一度きちんとリバの曲を聴いてみたいと思っていた私は,迷わずそのCDを購入した。
このミニアルバムに収録されていた,「デス・オン・ザ・ステアー」は,あの日,フジロックのグリーンステージで直に聴いたにも関わらず,全く記憶に残っていないという曰くつきの名曲である。
いや。超名曲だった。
この曲だけで,ミニアルバム「ドント・ルック・バック・イントゥ・ザ・サン」を買った価値がある。

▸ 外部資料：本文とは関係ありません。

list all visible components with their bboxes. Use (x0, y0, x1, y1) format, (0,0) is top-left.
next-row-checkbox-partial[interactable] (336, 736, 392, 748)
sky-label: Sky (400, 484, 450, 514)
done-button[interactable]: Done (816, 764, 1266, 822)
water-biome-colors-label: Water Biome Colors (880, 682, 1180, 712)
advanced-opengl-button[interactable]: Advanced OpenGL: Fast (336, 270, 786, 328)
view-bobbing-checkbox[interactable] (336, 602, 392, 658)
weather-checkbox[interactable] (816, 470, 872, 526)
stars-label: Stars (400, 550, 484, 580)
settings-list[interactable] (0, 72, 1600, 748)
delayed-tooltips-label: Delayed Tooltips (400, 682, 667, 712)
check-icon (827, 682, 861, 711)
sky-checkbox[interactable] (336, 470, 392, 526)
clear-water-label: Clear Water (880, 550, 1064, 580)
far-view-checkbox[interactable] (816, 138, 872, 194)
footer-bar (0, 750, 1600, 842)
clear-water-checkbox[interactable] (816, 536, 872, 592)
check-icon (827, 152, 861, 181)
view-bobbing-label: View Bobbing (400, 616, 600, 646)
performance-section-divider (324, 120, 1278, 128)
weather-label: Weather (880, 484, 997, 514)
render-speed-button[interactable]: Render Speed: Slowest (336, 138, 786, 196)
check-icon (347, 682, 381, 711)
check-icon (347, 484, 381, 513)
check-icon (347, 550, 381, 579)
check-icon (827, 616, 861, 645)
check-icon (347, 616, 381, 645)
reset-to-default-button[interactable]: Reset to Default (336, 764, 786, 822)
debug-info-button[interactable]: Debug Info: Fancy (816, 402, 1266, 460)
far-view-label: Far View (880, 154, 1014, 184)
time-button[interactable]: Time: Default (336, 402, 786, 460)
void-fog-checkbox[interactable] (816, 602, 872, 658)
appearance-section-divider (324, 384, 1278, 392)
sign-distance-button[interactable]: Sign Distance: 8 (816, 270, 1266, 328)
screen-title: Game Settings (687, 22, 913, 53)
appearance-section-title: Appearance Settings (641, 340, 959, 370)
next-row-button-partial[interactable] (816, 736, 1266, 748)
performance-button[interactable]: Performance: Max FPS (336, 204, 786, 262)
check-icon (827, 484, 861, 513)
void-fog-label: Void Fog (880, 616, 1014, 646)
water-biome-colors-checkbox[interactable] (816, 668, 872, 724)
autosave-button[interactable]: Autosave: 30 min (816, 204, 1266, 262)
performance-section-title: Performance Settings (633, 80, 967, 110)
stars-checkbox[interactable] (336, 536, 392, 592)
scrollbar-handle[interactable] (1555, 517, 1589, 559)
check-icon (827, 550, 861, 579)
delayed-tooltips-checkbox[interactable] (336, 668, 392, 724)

実は,収録されていた「デス・オン・ザ・ステアー」は新録バージョンで,プロデュースはあのスウェード(90年代初頭にUKで人気を博したロック・バンド)のフロントマン・バーナード・バトラーである。
刹那的なギターリフの幕間に垣間見える英国伝統の哀愁というか切なさのような空気は,やはり彼ならでは。
「デス・オン・ザ・ステアー」はリバティーンズの1st「アップ・ザ・ブランケット」にオリジナルバージョンが収録されているが,こちらはイントロでややもたついている。
パンキッシュで迫力はあるのだが,少し荒っぽ過ぎるきらいもある。
ちなみにこちらのプロデュースは,先述の元クラッシュ,ミック・ジョーンズ。
なるほどねという人選だ。
是非,イントロだけでも聴き比べてもらえたら違いがよくわかると思う。
私は新録バージョンの方が俄然好きだ。
こちらが新録バージョン。
こちらはオリジナルバージョン。
カールのリストバンド
ザ・リバティーンズは,とてもお洒落なバンドだ。
特にピーターの方は,私生活は無茶苦茶だが,そのファッション・センスはロック史上でも群を抜いている。
若い頃のハットを被ってジャケットなどを着崩している姿はマジで様になっている。
最近は激太りしている様子が,英国ゴシップ紙などで出回っているが,本当に格好良かったのだ。
勿論もう一人のフロントマン・カールもかなりのお洒落さん。
ところで,彼の以前のポートレートを見ていて,私にはどうしても腑に落ちないことがあったのだ。
それは,「ロッキング・オン」に掲載された下の写真だ。
ピーターから煙草の火を貰っているカール。
イカした革ジャンの袖から覗くリストバンド・・・。
ん?
なんで?
なんか変じゃない?
革ジャンに,リストバンド?
しかもトリコロール・カラー。
バランスがおかしいでしょ。
クールじゃないでしょ?
お洒落番長のカールが,なぜこんな間違いを?
長らく,これは私の中では英国ファッション史七不思議のうちの一つだった(あと六つに関しては,いつか触れます。六つもあるかな・・)。
ところが,先日,今月の「ロッキング・オン」を捲っていると,唐突にその謎が解けた。
それが,下の写真である。
手前左が,ベースのシド・ヴィシャス。
シドの右手首には,なんと「あの」トリコロールのリストバンドが!
そういうことか!
カールは,あのパンク・ヒーロー,シドがトリコロールのリストバンドをして演奏をしていたことを知っていたのではないだろうか。
英国パンク史の継承の歴史を見たようだった。
リバティーンズ,いつか日本に来てくれるかな。
今度こそは,この目と耳で,しかと「デス・オン・ザ・ステアー」を体感したい。